According to the data released by ministry of statistics & programme implementation (MOSPI), at 6.1 per cent, the latest quarterly growth number is significantly higher than expectations of 5.1 per cent. "The GDP at constant (2011-12) prices in Q4 2022-23 is estimated at Rs 43.62 lakh crore, as against Rs 41.12 lakh crore in Q4 2021-22, showing a growth of 6.1 per cent. The GDP at current prices in Q4 2022-23 is estimated at Rs 71.82 lakh crore, as against Rs 65.05 lakh crore in Q4 2021-22, showing a growth of 10.4 per cent," the data showed.
However, the MOSPI data showed, the real GDP or GDP at constant (2011-12) prices in the year 2022-23 is estimated to attain a level of Rs 160.06 lakh crore, as against the first revised estimates of GDP for the year 2021-22 of Rs 149.26 lakh crore. "The growth in real GDP during 2022-23 is estimated at 7.2 per cent as compared to 9.1 per cent in 2021-22. While the nominal GDP or GDP at current prices in the year 2022-23 is estimated to attain a level of Rs 272.41 lakh crore, as against Rs 234.71 lakh crore in 2021-22, showing a growth rate of 16.1 per cent," it showed.
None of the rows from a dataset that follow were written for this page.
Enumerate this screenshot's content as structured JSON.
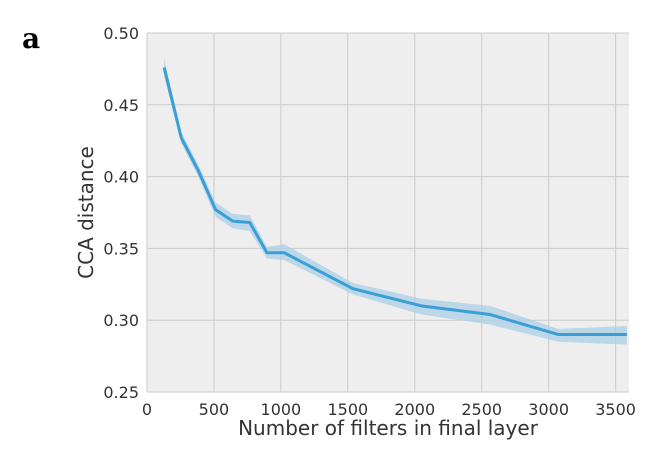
{
  "panel_label": "a",
  "chart_data": {
    "type": "line",
    "title": "",
    "xlabel": "Number of filters in final layer",
    "ylabel": "CCA distance",
    "xlim": [
      0,
      3600
    ],
    "ylim": [
      0.25,
      0.5
    ],
    "xticks": [
      0,
      500,
      1000,
      1500,
      2000,
      2500,
      3000,
      3500
    ],
    "yticks": [
      0.25,
      0.3,
      0.35,
      0.4,
      0.45,
      0.5
    ],
    "xtick_labels": [
      "0",
      "500",
      "1000",
      "1500",
      "2000",
      "2500",
      "3000",
      "3500"
    ],
    "ytick_labels": [
      "0.25",
      "0.30",
      "0.35",
      "0.40",
      "0.45",
      "0.50"
    ],
    "grid": true,
    "background": "#eeeeee",
    "series": [
      {
        "color": "#3a9fd6",
        "band_color": "#a9cfe6",
        "x": [
          128,
          256,
          384,
          512,
          640,
          768,
          896,
          1024,
          1536,
          2048,
          2560,
          3072,
          3584
        ],
        "y": [
          0.476,
          0.427,
          0.404,
          0.377,
          0.369,
          0.368,
          0.347,
          0.347,
          0.322,
          0.31,
          0.304,
          0.29,
          0.29
        ],
        "lower": [
          0.47,
          0.423,
          0.4,
          0.372,
          0.364,
          0.362,
          0.343,
          0.342,
          0.318,
          0.304,
          0.297,
          0.285,
          0.283
        ],
        "upper": [
          0.482,
          0.431,
          0.408,
          0.382,
          0.374,
          0.373,
          0.351,
          0.353,
          0.326,
          0.315,
          0.31,
          0.294,
          0.296
        ]
      }
    ]
  }
}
Among the sectoral performance, the data showed that the agriculture sector growth accelerated to 5.5 per cent from 4.1 per cent. "The electricity, gas, water supply and other utility services segment also grew 6.9 per cent during the fourth quarter from 6.7 per cent in the year-ago period. The GVA growth in the services sector — trade, hotel, transport, communication and services related to broadcasting — was 9.1 per cent in the fourth quarter against a growth of five per cent a year ago," it showed.
In the CII event last week, Das also said that it initially appeared in the third quarter that there was a pent-up demand which was supporting the economic activity, but all the economic indicators in the fourth quarter of last financial year show that economic activities sustained momentum. "In fact, all the high-frequency indicators, around 70 of them, which we monitored in the RBI, almost in all of these high-frequency indicators, the momentum was maintained in the fourth quarter. So therefore, we should not be surprised if the growth is slightly more than 7 per cent," Das added.
However, leading economists said that the GDP expansion in Q4 FY23 was appreciably higher than expected, while remaining uneven. "With the expansion relative to the respective pre-Covid levels of FY19 improving to a robust 17.3 per cent in Q4 FY2023 from 15.3 percent in Q3 FY23, the underlying momentum of the Indian economy remains healthy. However, the positive surprise in the GVA growth for Q4 FY23 relative to our forecast was largely driven by the industrial sector," said Aditi Nayar, chief economist and head (research and outreach), ICRA Ltd.
Nayar also said that inflation is expected to moderate in FY24 relative to FY23 which is a positive for household budgets and consumption. "However, the rise in home loan EMIs and its impact on the budgets of urban households and their consumption demand, contraction in exports and their impact on employment, and the impact of a potential El Nino on crops, food prices and farm incomes remains to be seen," she added.